Karl Siebrecht lo detuvo.
—No, no —advirtió—. Por determinadas razones, me gustaría que esta fuese una sencilla transacción comercial entre nosotros, no un servicio amistoso. ¿Me entiende?
—Oh, claro que lo entiendo. —El gerente reflexionó—. Sí, puedo responsabilizarme de ello —dijo luego—. Como es natural, tendría que notificar la compra al señor Gollmer.
—Por supuesto. Haga que su gente tase el vehículo y págueme el precio que pagaría a cualquier cliente. El coche está a la puerta.
—Bien —contestó el gerente. Tras dar instrucciones por teléfono, colgó y, rascándose despacio su patilla, añadió—: Corren malos tiempos, ¿verdad?
—Espantosos —confirmó Karl Siebrecht—. ¿Y qué nos depara el futuro?

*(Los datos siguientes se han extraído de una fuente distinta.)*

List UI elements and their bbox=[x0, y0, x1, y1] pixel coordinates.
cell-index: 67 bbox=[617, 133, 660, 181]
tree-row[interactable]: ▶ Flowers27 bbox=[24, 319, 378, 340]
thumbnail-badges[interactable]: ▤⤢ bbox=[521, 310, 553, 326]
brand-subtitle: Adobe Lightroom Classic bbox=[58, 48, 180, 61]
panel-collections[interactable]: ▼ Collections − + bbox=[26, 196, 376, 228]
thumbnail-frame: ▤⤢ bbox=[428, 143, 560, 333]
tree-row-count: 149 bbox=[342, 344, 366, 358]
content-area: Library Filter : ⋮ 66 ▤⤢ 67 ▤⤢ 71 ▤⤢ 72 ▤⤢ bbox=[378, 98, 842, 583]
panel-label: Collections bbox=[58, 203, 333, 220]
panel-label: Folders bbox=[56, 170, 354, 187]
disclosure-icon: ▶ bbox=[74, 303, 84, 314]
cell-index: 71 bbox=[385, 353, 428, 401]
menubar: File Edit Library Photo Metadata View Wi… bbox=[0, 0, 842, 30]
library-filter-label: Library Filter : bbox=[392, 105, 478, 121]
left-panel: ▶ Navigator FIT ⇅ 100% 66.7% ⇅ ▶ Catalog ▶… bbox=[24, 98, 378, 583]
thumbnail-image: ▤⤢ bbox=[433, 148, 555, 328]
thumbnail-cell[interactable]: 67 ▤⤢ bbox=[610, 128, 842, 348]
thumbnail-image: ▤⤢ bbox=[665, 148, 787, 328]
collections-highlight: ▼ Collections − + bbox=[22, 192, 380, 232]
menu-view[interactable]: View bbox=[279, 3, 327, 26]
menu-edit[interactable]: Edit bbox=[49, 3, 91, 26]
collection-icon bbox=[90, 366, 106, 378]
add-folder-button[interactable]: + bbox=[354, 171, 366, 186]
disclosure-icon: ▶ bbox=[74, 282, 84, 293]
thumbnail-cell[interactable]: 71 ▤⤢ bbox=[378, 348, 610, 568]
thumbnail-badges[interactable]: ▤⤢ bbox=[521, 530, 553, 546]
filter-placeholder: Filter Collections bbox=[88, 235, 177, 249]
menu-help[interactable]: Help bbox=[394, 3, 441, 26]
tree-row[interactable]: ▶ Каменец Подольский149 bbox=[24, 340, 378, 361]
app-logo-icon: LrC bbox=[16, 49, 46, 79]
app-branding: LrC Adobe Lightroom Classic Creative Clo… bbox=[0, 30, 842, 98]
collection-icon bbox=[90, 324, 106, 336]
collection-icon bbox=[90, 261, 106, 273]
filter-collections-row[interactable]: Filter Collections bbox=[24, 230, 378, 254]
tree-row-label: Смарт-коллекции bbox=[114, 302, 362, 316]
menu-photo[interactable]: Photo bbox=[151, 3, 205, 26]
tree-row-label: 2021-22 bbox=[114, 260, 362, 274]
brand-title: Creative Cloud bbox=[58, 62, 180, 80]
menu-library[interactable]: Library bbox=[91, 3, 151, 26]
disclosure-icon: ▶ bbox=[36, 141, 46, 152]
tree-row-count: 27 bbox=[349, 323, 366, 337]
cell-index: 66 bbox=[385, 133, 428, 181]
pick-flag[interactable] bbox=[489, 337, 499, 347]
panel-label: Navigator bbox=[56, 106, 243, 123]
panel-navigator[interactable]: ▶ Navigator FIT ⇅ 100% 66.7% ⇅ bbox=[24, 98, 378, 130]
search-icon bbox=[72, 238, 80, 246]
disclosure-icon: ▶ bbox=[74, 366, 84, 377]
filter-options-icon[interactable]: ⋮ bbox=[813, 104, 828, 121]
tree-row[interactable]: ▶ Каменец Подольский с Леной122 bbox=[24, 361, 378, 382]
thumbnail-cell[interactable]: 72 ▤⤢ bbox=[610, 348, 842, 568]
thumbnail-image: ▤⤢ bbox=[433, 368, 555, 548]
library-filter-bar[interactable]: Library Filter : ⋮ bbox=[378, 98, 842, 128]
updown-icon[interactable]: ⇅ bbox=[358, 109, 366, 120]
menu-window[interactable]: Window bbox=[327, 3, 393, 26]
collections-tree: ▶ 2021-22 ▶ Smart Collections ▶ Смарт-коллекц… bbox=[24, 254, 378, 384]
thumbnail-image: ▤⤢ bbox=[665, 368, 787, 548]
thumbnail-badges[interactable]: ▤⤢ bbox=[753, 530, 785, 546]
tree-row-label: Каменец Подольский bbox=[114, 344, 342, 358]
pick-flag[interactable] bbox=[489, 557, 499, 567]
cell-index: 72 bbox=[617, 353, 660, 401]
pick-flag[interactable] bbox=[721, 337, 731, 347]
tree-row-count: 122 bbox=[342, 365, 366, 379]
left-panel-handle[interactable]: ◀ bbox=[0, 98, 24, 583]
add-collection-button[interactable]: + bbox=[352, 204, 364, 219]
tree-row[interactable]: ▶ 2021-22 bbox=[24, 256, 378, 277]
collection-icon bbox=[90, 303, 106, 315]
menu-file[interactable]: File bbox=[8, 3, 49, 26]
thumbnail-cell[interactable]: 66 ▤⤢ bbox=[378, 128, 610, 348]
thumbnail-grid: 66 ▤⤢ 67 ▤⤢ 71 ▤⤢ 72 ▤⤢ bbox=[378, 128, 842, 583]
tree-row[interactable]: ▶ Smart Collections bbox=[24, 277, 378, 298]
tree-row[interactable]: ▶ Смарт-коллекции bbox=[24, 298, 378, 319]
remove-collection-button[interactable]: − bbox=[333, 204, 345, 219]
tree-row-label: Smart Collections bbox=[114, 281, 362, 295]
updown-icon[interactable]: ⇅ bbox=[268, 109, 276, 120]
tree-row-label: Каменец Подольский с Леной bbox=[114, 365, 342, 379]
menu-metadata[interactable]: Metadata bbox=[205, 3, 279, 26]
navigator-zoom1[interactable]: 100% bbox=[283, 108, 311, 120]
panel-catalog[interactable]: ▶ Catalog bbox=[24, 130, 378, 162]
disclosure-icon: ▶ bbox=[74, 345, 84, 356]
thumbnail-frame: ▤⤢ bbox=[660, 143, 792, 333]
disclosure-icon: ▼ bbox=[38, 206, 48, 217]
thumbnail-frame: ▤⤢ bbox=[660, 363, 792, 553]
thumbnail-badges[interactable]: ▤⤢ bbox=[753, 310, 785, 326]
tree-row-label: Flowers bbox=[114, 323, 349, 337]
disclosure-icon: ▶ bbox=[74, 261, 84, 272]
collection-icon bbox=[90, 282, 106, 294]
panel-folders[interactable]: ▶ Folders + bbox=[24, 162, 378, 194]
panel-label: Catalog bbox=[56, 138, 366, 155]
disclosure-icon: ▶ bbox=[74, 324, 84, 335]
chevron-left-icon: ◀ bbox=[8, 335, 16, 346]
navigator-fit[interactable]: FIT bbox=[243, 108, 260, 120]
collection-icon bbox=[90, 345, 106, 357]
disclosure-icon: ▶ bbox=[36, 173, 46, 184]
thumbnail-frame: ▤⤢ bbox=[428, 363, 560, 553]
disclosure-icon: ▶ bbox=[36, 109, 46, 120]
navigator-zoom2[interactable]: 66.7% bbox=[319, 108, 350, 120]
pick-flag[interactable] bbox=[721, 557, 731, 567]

—Me temo que, comparados con los que se avecinan, los que vivimos son paradisíacos.
—He tenido que inmovilizar ya veintisiete camiones —comentó Siebrecht después de largo rato.
—¡Véndalos, véndalos a cualquier precio, pero solo al contado! ¡Hay que costear el alquiler del garaje y el mantenimiento! —susurró—. ¡Vender! ¡Vender inmediatamente… pero, por favor, no a nosotros! Nosotros ya no compramos nada. Su coche es el último que compramos.
—¡Voy a perder un montón de dinero en ese vehículo!
—¡Cielo santo! ¡Usted va a salvar un montón de dinero en la venta, si se deshace de él! ¡Si tiene usted que suspender pagos, lo habrá perdido todo! ¿Y bien? —preguntó a un hombre joven que entraba—. ¿Cuál es la tasación?
Ambos hablaron en susurros largo rato. Hacían cálculos. Después el gerente levantó la cabeza.
—Tres mil doscientos, señor Siebrecht —informó.
—¡De acuerdo! —contestó Karl.
La liquidación había comenzado. No suponía una reducción considerable de su cuenta de anticipos, pero la próxima paga estaba asegurada. Sobre todo no se presentaría con las manos vacías delante de Bremer.
Cuando salió a la calle Karl Siebrecht, vio cómo su coche, su querido coche, desaparecía por la puerta cochera. Lo echaría mucho de menos. Desde el regreso de su cautiverio en la guerra, se había sentado al volante de un coche casi a diario. Ahora se había convertido en un nuevo peatón, como en sus comienzos. Le costaría acostumbrarse. Fue al banco y cobró el cheque.